Governor Romney is a good man but we can only speculate how he might have handled the Osama bin Laden situation. We do know that in terms of policy positions, he has been endlessly inconsistent -- for and against abortion, first against deadlines for troop withdrawal from Afghanistan and then for the deadlines, first against the auto bailout and then claiming some credit for Detroit's economic comeback.

Beyond the blather that is commonplace in most political campaigns, Governor Romney has not presented a set of coherent philosophical principles that would give us some insight into how he would make decisions, especially those hard choices he would have to make in the in the presidency's lonely zone. What kind of man is Governor Romney? Is he resolute? Is he principled? Does he have the courage to make life or death decisions? In short has he demonstrated the character to be our president?

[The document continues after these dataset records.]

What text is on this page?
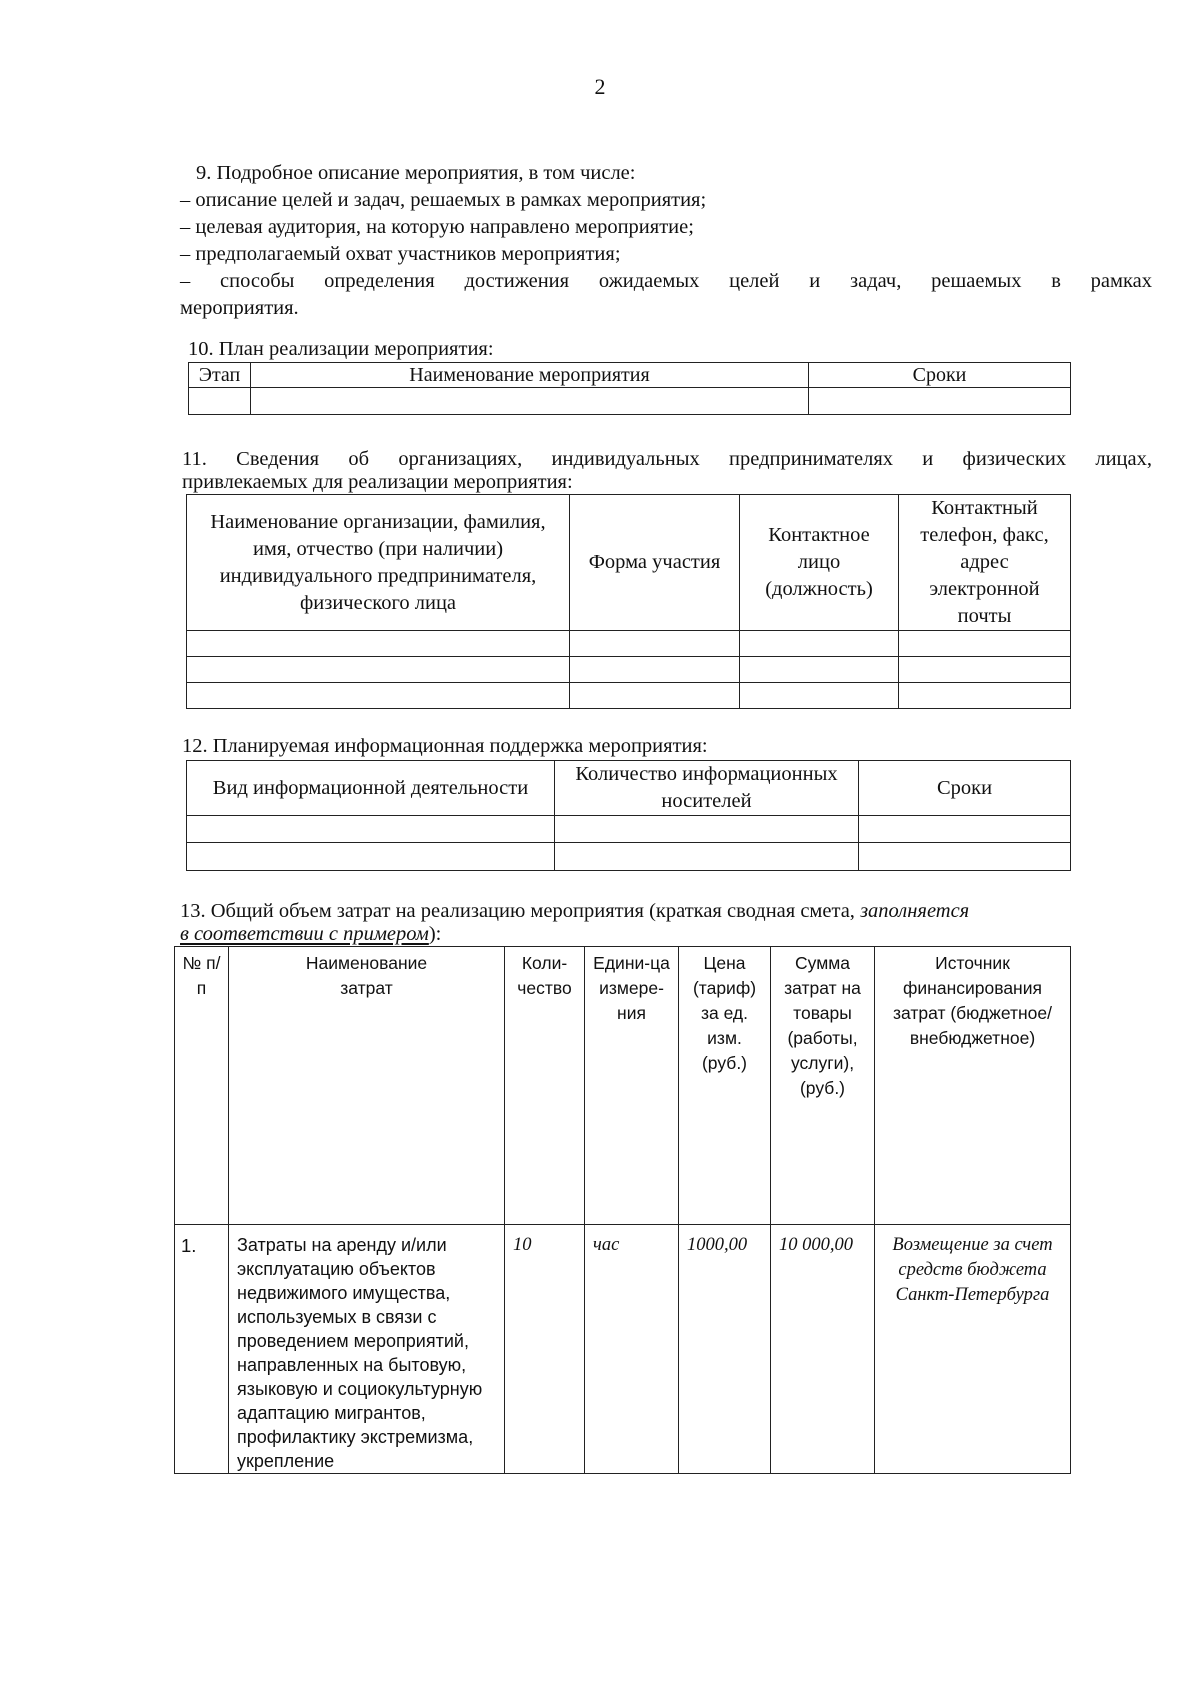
2
9. Подробное описание мероприятия, в том числе:
– описание целей и задач, решаемых в рамках мероприятия;
– целевая аудитория, на которую направлено мероприятие;
– предполагаемый охват участников мероприятия;
– способы определения достижения ожидаемых целей и задач, решаемых в рамках
мероприятия.
10. План реализации мероприятия:
Этап	Наименование мероприятия	Сроки

11. Сведения об организациях, индивидуальных предпринимателях и физических лицах,
привлекаемых для реализации мероприятия:
Наименование организации, фамилия, имя, отчество (при наличии) индивидуального предпринимателя, физического лица	Форма участия	Контактное лицо (должность)	Контактный телефон, факс, адрес электронной почты

12. Планируемая информационная поддержка мероприятия:
Вид информационной деятельности	Количество информационных носителей	Сроки

13. Общий объем затрат на реализацию мероприятия (краткая сводная смета, заполняется
в соответствии с примером):
№ п/п	Наименование затрат	Коли-чество	Едини-ца измере-ния	Цена (тариф) за ед. изм. (руб.)	Сумма затрат на товары (работы, услуги), (руб.)	Источник финансирования затрат (бюджетное/ внебюджетное)
1.	Затраты на аренду и/или эксплуатацию объектов недвижимого имущества, используемых в связи с проведением мероприятий, направленных на бытовую, языковую и социокультурную адаптацию мигрантов, профилактику экстремизма, укрепление	10	час	1000,00	10 000,00	Возмещение за счет средств бюджета Санкт-Петербурга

My mentor used to say: "You must always listen to what a person says, but pay special attention to what he or she does." A true test of a person's character, he taught me, is whether he or she stands up for what is right even when doing so risks the displeasure of friends and allies. A person fails the test if he or she is expedient -- a choice that avoids the lonely discomforts of the unpopular path.

Based on the public record, my mentor would rate President Obama as a man of principle who speaks with one mouth and one heart. He would rate Governor Romney as an expedient man who speaks with two mouths and two hearts.

"You can never trust a man who speaks with two mouths and two hearts," my mentor taught me long ago. "Such a man," he told me, "destroys trust and harmony. Such a man should never become a healer" -- or, I would add, a president.